Lo smart working è ormai entrato nella nostra cultura. Il suo utilizzo ha consentito di non “spegnere” del tutto molte attività durante il lockdown. Si è aperto un dibattito su questo strumento e sulla sua efficacia che, al momento, è ancora semplicistico e contrappone favorevoli e contrari. Ora, però, bisogna analizzare le condizioni in cui lo smart working può essere più o meno efficace. Su questo tema si gioca il suo futuro. Prendiamo ad esempio la proposta della ministra alle Pari Opportunità, Bonetti, di garantire il “diritto allo smart working” ai genitori per la durata della malattia o della quarantena del bambino eventualmente positivo al Covid.

La domanda da porsi è: lo smart working può effettivamente aiutare a conciliare esigenze lavorative e familiari? E in quali condizioni? La risposta dipende da alcuni fattori: se il datore di lavoro già ha saputo effettuare i necessari cambiamenti per introdurre lo smart working quale pratica stabile di organizzazione del lavoro, se i sistemi informativi aziendali e gli stili di leadership sono adeguati, se i dipendenti sono stati formati, se il lavoratore è stato messo in condizione di adeguare gli spazi e i tempi della sua vita familiare al lavoro da casa, se ai dipendenti sono stati assegnati obiettivi chiari da perseguire che consentano loro di lavorare in autonomia ed essere valutati sul raggiungimento di quegli stessi obiettivi.
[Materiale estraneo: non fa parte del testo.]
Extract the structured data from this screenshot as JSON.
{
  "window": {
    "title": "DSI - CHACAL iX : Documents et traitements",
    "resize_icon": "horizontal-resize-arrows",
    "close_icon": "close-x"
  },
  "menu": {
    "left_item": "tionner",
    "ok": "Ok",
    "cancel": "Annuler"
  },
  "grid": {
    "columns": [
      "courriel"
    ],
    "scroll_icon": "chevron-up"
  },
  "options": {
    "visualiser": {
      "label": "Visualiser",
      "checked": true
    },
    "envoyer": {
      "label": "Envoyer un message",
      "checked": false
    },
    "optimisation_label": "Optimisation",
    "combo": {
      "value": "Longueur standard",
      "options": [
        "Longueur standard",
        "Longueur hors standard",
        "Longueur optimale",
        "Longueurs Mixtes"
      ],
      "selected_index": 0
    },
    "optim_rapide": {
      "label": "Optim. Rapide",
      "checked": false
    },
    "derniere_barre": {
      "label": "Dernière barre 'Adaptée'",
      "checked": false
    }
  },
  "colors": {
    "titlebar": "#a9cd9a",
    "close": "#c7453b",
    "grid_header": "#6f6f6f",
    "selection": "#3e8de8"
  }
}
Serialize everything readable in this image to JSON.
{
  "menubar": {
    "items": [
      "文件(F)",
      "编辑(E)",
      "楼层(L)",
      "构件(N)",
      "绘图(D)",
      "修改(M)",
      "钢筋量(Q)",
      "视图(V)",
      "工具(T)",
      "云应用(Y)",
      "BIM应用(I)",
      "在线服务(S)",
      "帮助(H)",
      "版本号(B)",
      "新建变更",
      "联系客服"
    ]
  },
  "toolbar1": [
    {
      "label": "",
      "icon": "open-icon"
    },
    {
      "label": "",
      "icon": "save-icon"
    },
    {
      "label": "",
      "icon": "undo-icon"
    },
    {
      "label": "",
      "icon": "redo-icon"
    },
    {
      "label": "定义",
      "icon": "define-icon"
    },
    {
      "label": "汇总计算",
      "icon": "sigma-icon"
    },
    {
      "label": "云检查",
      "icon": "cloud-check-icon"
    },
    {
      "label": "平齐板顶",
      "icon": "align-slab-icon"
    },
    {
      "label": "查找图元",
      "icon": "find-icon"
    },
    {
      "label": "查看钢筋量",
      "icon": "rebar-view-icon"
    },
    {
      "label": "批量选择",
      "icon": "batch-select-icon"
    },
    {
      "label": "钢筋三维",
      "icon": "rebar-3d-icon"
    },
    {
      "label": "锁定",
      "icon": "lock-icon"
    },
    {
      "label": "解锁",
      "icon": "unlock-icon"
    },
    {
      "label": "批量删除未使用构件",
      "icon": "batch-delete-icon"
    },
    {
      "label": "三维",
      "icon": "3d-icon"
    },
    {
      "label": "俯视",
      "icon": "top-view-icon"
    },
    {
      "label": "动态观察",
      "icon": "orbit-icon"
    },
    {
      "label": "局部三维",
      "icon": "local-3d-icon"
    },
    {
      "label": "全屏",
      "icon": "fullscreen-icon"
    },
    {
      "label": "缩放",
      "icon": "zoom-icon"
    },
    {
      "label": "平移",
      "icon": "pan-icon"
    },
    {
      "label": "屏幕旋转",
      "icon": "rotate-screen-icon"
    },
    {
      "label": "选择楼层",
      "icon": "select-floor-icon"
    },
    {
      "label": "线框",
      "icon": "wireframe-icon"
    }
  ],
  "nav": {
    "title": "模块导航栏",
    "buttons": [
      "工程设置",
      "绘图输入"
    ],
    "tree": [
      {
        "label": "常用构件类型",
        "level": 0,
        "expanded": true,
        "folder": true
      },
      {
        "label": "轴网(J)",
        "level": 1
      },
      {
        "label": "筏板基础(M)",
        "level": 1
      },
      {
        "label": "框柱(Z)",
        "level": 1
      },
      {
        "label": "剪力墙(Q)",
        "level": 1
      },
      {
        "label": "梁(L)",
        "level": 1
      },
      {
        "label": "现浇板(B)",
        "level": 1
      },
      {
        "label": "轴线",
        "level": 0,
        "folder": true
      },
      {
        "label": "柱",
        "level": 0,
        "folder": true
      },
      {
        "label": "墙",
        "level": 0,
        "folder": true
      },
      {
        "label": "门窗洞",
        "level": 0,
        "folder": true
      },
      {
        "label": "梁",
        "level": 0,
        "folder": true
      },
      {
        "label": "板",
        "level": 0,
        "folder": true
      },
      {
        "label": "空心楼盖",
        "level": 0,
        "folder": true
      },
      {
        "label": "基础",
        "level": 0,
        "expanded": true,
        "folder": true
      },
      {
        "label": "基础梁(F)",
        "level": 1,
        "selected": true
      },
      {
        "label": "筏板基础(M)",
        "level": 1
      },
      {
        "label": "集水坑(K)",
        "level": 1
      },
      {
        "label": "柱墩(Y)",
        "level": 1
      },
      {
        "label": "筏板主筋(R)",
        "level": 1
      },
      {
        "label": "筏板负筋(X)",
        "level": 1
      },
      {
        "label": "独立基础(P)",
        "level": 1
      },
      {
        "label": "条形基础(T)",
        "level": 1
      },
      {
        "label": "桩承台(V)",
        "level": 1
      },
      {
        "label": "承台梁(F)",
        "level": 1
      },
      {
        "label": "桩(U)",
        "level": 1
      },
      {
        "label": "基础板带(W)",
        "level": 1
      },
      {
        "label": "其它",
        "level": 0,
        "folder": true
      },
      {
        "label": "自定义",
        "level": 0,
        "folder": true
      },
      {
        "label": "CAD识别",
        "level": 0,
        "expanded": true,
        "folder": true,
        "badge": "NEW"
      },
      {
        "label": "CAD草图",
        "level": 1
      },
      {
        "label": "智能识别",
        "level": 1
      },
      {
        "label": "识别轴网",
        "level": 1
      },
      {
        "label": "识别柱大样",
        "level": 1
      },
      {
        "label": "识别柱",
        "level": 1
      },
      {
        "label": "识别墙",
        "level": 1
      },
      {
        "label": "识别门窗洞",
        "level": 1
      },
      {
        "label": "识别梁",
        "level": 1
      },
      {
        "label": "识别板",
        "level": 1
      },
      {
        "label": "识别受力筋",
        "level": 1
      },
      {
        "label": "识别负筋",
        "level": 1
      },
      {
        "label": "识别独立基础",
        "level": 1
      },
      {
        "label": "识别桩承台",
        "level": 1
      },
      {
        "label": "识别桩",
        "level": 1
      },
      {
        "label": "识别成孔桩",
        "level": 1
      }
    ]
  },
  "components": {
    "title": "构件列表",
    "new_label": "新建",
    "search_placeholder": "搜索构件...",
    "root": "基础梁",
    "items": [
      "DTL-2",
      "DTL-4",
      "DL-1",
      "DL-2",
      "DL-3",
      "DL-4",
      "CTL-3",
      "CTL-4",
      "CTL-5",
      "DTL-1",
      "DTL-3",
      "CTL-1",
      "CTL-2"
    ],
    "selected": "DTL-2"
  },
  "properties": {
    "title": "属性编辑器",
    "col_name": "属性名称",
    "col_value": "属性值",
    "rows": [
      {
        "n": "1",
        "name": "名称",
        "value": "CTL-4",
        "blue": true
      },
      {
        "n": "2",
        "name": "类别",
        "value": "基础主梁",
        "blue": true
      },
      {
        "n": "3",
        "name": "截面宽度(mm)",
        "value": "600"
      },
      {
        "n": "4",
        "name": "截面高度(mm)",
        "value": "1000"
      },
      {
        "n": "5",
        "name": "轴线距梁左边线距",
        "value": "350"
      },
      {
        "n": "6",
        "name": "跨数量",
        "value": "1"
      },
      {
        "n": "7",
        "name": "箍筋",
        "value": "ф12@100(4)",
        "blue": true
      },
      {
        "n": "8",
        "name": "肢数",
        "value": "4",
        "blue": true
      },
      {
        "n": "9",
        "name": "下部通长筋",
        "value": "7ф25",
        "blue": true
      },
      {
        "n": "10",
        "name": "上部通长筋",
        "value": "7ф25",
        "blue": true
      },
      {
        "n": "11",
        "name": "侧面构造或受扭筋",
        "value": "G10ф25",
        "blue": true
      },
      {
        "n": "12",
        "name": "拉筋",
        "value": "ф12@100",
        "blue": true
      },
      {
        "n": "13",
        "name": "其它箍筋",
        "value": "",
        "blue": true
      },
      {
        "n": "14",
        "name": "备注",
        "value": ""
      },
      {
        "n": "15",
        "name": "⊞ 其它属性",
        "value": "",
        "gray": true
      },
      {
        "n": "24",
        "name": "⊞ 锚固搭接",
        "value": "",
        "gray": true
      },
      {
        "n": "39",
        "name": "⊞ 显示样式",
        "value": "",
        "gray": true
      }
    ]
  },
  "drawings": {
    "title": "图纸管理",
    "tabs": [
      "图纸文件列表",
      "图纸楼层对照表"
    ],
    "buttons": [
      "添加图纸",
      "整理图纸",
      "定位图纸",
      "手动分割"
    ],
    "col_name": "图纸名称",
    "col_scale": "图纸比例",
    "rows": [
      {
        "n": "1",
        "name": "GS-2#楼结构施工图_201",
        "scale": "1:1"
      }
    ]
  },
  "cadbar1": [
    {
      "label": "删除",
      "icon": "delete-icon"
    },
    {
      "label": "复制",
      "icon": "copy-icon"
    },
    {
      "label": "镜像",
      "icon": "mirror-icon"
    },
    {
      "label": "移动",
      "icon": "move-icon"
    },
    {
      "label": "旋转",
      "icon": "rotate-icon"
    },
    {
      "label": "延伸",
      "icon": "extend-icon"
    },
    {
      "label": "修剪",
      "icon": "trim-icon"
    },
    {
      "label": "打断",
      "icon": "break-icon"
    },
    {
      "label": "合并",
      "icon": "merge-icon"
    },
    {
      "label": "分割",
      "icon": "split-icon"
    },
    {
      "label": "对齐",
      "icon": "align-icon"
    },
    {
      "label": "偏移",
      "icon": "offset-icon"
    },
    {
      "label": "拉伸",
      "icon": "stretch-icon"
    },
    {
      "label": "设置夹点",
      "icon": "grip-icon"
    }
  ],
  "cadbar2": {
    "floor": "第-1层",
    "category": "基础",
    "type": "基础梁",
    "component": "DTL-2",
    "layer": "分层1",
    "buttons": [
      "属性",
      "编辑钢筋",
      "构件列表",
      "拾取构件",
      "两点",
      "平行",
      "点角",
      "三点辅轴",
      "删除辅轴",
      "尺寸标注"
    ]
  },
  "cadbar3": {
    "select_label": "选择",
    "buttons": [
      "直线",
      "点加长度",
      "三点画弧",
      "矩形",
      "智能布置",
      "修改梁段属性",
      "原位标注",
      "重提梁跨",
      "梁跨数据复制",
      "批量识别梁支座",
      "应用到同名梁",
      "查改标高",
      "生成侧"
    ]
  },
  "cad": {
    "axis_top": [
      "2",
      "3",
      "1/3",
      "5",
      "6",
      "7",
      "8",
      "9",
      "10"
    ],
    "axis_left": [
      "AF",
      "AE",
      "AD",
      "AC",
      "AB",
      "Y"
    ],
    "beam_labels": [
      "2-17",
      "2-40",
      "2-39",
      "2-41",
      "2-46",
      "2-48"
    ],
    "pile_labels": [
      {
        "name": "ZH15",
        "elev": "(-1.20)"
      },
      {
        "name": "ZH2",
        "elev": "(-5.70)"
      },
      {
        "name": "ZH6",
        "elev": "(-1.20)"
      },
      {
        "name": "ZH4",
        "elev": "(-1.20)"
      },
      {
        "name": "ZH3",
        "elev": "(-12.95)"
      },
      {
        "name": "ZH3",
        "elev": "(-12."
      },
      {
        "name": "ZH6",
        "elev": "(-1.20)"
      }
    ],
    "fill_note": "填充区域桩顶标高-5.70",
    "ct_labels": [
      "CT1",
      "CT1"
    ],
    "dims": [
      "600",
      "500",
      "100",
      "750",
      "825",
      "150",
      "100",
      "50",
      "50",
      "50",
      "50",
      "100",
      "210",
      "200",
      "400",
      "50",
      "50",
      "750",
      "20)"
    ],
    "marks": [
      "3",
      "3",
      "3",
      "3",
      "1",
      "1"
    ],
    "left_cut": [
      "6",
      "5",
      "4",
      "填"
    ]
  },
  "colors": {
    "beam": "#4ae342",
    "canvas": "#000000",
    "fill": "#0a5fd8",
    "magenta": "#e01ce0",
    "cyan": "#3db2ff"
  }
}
In altre parole, la risposta dipende da cultura organizzativa, politiche e pratiche aziendali. Se queste non consentono un efficace utilizzo dello smart working, allora sono preferibili i congedi parentali. È cruciale comprendere e analizzare le condizioni di fattibilità ed efficacia. Innanzitutto, occorre considerare le problematiche che tendono a manifestarsi per chi lavora all’esterno della sede aziendale: isolamento sociale e professionale, aumento di stress dovuto alla difficoltà di gestire tempi e luoghi di lavoro e di non lavoro, diffidenza da parte dell’azienda determinata dalle difficoltà di controllo e valutazione della prestazione lavorativa. Come favorire la gestione dei potenziali conflitti tra work e life? Come gestire l’isolamento percepito da chi lavora da casa e, nel contempo, mantenere vivo il senso di appartenenza all’azienda e il legame con i colleghi? Come progettare i sistemi di controllo e valutare la prestazione lavorativa? Queste sono alcune delle possibili domande che imprenditori e manager dovrebbero porsi prima di implementare lo smart working. Nel contesto italiano e campano la situazione più critica è quella della pubblica amministrazione.

In regime di smart working il controllo e la valutazione del comportamento devono cedere il passo al controllo e alla valutazione dei risultati della prestazione lavorativa. Di conseguenza, la valutazione del contributo individuale va effettuata attraverso il confronto tra risultati attesi e raggiunti. Ciò implica una maggiore formalizzazione delle caratteristiche dell’attività lavorativa, degli standard di performance e della comunicazione. Dunque, il venir meno della supervisione diretta determina la necessità di specificare le caratteristiche dell’attività lavorativa e delle aspettative di risultato. Soprattutto questo è il problema nella nostra pubblica amministrazione, in cui la necessità di programmazione e di controllo degli obiettivi sono lontani dall’essere parte integrante della cultura politica, amministrativa e organizzativa. Quanto più i datori di lavoro saranno stati in grado di affrontare queste problematiche e di trovare soluzioni, tanto più lo smart working sarà efficace e diventerà una modalità di organizzazione del lavoro non emergenziale ma stabile.